Glen Cove’s new mayor, Pamela Panzenbeck, and six council members were sworn in on New Year’s Day, officially ending two years of one-party rule by an all-Democratic council that is now dominated by Republicans.
"My team of council members and I have a lot of work to do," Panzenbeck said during her inaugural speech inside the auditorium of Glen Cove High School. "We will work hard. We will work together to turn our goals into achievements."
In November, Panzenbeck, the city’s first GOP mayor in almost three decades, defeated incumbent mayor Timothy Tenke, and four Republicans — Joseph Capobianco, Kevin Maccarone, Jack Mancusi and Barbara Peebles — won council seats.
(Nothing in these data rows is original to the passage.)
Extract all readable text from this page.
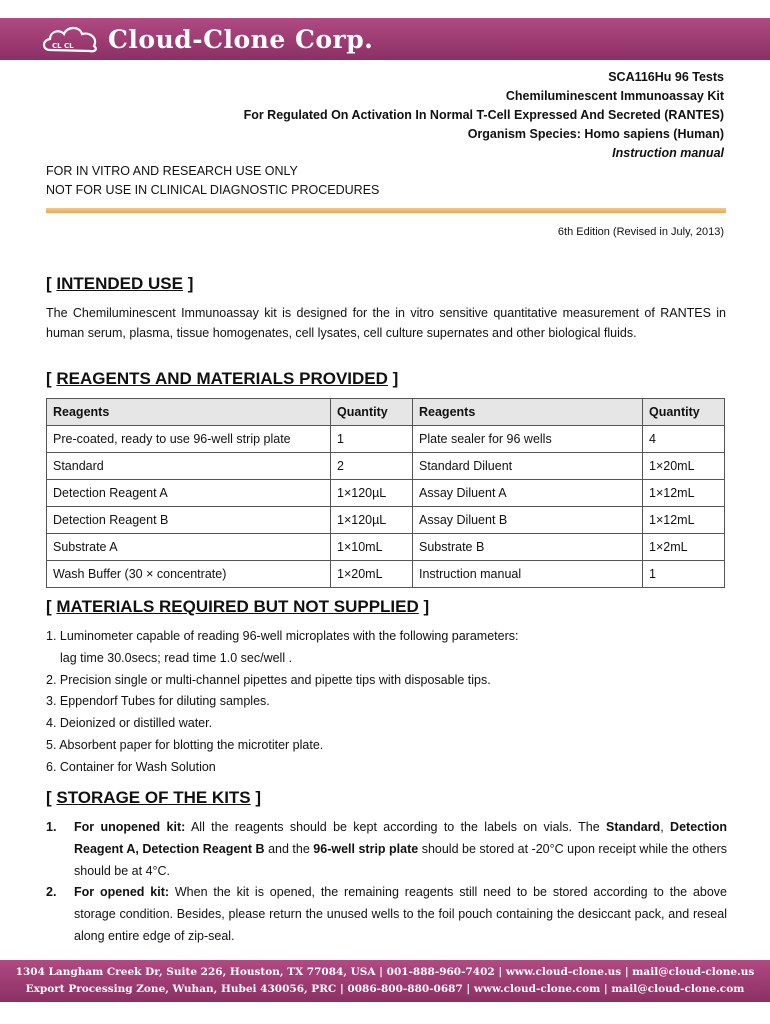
CL CL Cloud-Clone Corp.
SCA116Hu 96 Tests
Chemiluminescent Immunoassay Kit
For Regulated On Activation In Normal T-Cell Expressed And Secreted (RANTES)
Organism Species: Homo sapiens (Human)
Instruction manual
FOR IN VITRO AND RESEARCH USE ONLY
NOT FOR USE IN CLINICAL DIAGNOSTIC PROCEDURES
6th Edition (Revised in July, 2013)
[ INTENDED USE ]
The Chemiluminescent Immunoassay kit is designed for the in vitro sensitive quantitative measurement of RANTES in human serum, plasma, tissue homogenates, cell lysates, cell culture supernates and other biological fluids.
[ REAGENTS AND MATERIALS PROVIDED ]
Reagents	Quantity	Reagents	Quantity
Pre-coated, ready to use 96-well strip plate	1	Plate sealer for 96 wells	4
Standard	2	Standard Diluent	1×20mL
Detection Reagent A	1×120µL	Assay Diluent A	1×12mL
Detection Reagent B	1×120µL	Assay Diluent B	1×12mL
Substrate A	1×10mL	Substrate B	1×2mL
Wash Buffer (30 × concentrate)	1×20mL	Instruction manual	1
[ MATERIALS REQUIRED BUT NOT SUPPLIED ]
1. Luminometer capable of reading 96-well microplates with the following parameters:
lag time 30.0secs; read time 1.0 sec/well .
2. Precision single or multi-channel pipettes and pipette tips with disposable tips.
3. Eppendorf Tubes for diluting samples.
4. Deionized or distilled water.
5. Absorbent paper for blotting the microtiter plate.
6. Container for Wash Solution
[ STORAGE OF THE KITS ]
1. For unopened kit: All the reagents should be kept according to the labels on vials. The Standard, Detection Reagent A, Detection Reagent B and the 96-well strip plate should be stored at -20°C upon receipt while the others should be at 4°C.
2. For opened kit: When the kit is opened, the remaining reagents still need to be stored according to the above storage condition. Besides, please return the unused wells to the foil pouch containing the desiccant pack, and reseal along entire edge of zip-seal.
1304 Langham Creek Dr, Suite 226, Houston, TX 77084, USA | 001-888-960-7402 | www.cloud-clone.us | mail@cloud-clone.us
Export Processing Zone, Wuhan, Hubei 430056, PRC | 0086-800-880-0687 | www.cloud-clone.com | mail@cloud-clone.com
Several council members said they want to work together in bipartisanship after the swearing-in ceremony, which was attended by about 300 people, including Rep. Thomas Suozzi (D-Glen Cove), state Comptroller Thomas DiNapoli and new Nassau County Executive Bruce Blakeman.
"I definitely want to take a team approach," said Marsha Silverman, a Democrat who won re-election in November. "We're going to work across the aisle to meet on common ground and move the city forward."
Silverman and Danielle Fugazy Scagliola are the two Democrats on the council.
Capobianco, a former councilman who lost a re-election bid in 2019 but won a seat in November, said local governments are more about delivering essential services.
"I think there's getting … back to the middle," Capobianco said of the pendulum swing in party control of the council. "I'm fond of this quote as [former New York City Mayor Fiorello H. La Guardia] said many years ago, there's no Republican or Democratic way to pick up the garbage. So that's the way I look at it."
Panzenbeck thanked Tenke, who was not present at the ceremony, for his service. One of her goals is to bring more businesses to the city’s downtown, she said in a follow-up interview.
"I want to get some more businesses into the downtown business district," she said. "We need to beautify our downtown."
Capobianco said his top priority is improving residents' quality of life by cracking down on illegal housing and enforcing the code against other violations.
"We need to start focusing on code enforcement," he said. "There’s some illegal housing. There are some other code violations out there. And we'd like to do an active enforcement and improve the quality of life for Glen Cove."
Mancusi, a retired police sergeant from the Glen Cove Police Department, noted development as one of the biggest issues the city faces.
"As far as development goes, bigger is not always better," Mancusi said. "I want to do smart development. And if we have to take a pause, I'd like to take a pause so that we can really get a master plan for the city and do it smart instead of piecemeal, of building here and building there."